Au cœur des marchés

Paré pour la volatilité?

CHRONIQUE. Face aux risques de guerre commerciale et à la nouvelle normalisation des banques centrales, un examen du positionnement des portefeuilles est essentiel

La Banque centrale européenne (BCE) a réussi à annoncer le tapering (ralentissement) de ses rachats d’obligations sans déclencher de bouleversement majeur. Son ton vague quant à l’échéance de cette réduction explique probablement cette atonie des marchés: le tapering ne devrait démarrer qu’au quatrième trimestre. Ou plus tard, si la conjoncture se révèle défavorable.

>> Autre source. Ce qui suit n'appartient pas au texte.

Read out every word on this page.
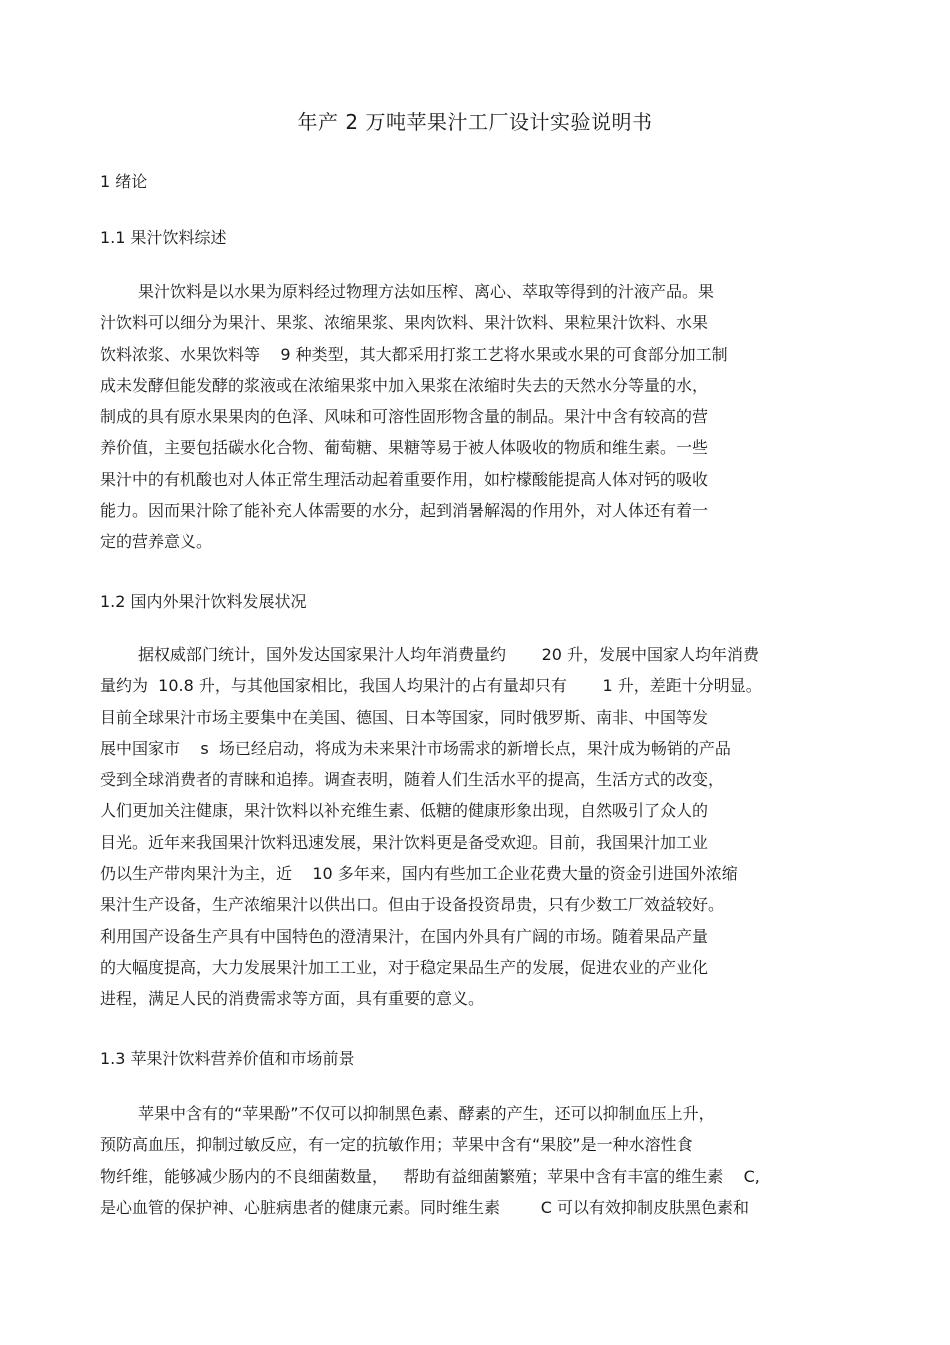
年产 2 万吨苹果汁工厂设计实验说明书
1 绪论
1.1 果汁饮料综述
果汁饮料是以水果为原料经过物理方法如压榨、离心、萃取等得到的汁液产品。果
汁饮料可以细分为果汁、果浆、浓缩果浆、果肉饮料、果汁饮料、果粒果汁饮料、水果
饮料浓浆、水果饮料等    9 种类型，其大都采用打浆工艺将水果或水果的可食部分加工制
成未发酵但能发酵的浆液或在浓缩果浆中加入果浆在浓缩时失去的天然水分等量的水，
制成的具有原水果果肉的色泽、风味和可溶性固形物含量的制品。果汁中含有较高的营
养价值，主要包括碳水化合物、葡萄糖、果糖等易于被人体吸收的物质和维生素。一些
果汁中的有机酸也对人体正常生理活动起着重要作用，如柠檬酸能提高人体对钙的吸收
能力。因而果汁除了能补充人体需要的水分，起到消暑解渴的作用外，对人体还有着一
定的营养意义。
1.2 国内外果汁饮料发展状况
据权威部门统计，国外发达国家果汁人均年消费量约       20 升，发展中国家人均年消费
量约为  10.8 升，与其他国家相比，我国人均果汁的占有量却只有       1 升，差距十分明显。
目前全球果汁市场主要集中在美国、德国、日本等国家，同时俄罗斯、南非、中国等发
展中国家市    s  场已经启动，将成为未来果汁市场需求的新增长点，果汁成为畅销的产品
受到全球消费者的青睐和追捧。调查表明，随着人们生活水平的提高，生活方式的改变，
人们更加关注健康，果汁饮料以补充维生素、低糖的健康形象出现，自然吸引了众人的
目光。近年来我国果汁饮料迅速发展，果汁饮料更是备受欢迎。目前，我国果汁加工业
仍以生产带肉果汁为主，近    10 多年来，国内有些加工企业花费大量的资金引进国外浓缩
果汁生产设备，生产浓缩果汁以供出口。但由于设备投资昂贵，只有少数工厂效益较好。
利用国产设备生产具有中国特色的澄清果汁，在国内外具有广阔的市场。随着果品产量
的大幅度提高，大力发展果汁加工工业，对于稳定果品生产的发展，促进农业的产业化
进程，满足人民的消费需求等方面，具有重要的意义。
1.3 苹果汁饮料营养价值和市场前景
苹果中含有的“苹果酚”不仅可以抑制黑色素、酵素的产生，还可以抑制血压上升，
预防高血压，抑制过敏反应，有一定的抗敏作用；苹果中含有“果胶”是一种水溶性食
物纤维，能够减少肠内的不良细菌数量，   帮助有益细菌繁殖；苹果中含有丰富的维生素    C,
是心血管的保护神、心脏病患者的健康元素。同时维生素        C 可以有效抑制皮肤黑色素和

De surcroît, son premier tour de vis n’est pas prévu avant la fin de l’été prochain, une information accommodante qui a initialement fait reculer l’euro. En se positionnant de la sorte, la BCE est passée d’un ciblage de l’inflation pur à une surveillance des données plus vaste, ce qui alimente bien entendu la volatilité. Quoi qu’il en soit, il est peu probable que la suppression globale des conditions monétaires arrangeantes sème le trouble parmi les marchés mondiaux.

Reprise robuste pas exclue

En attendant, les données sur l’activité de la zone euro risquent de rester faibles pendant un certain temps encore, mais les sondages et les indices de surprises se redresseront probablement plus tôt. Une reprise robuste de l’activité européenne n’est pas exclue, étant donné que les conditions monétaires devraient s’être récemment assouplies.

Au fil du temps, le revirement de la politique de la BCE fera probablement grimper les rendements des emprunts d’Etat de la zone euro et rétrécir le différentiel de rendement avec les Etats-Unis, ce qui profitera en dernier ressort à la monnaie unique.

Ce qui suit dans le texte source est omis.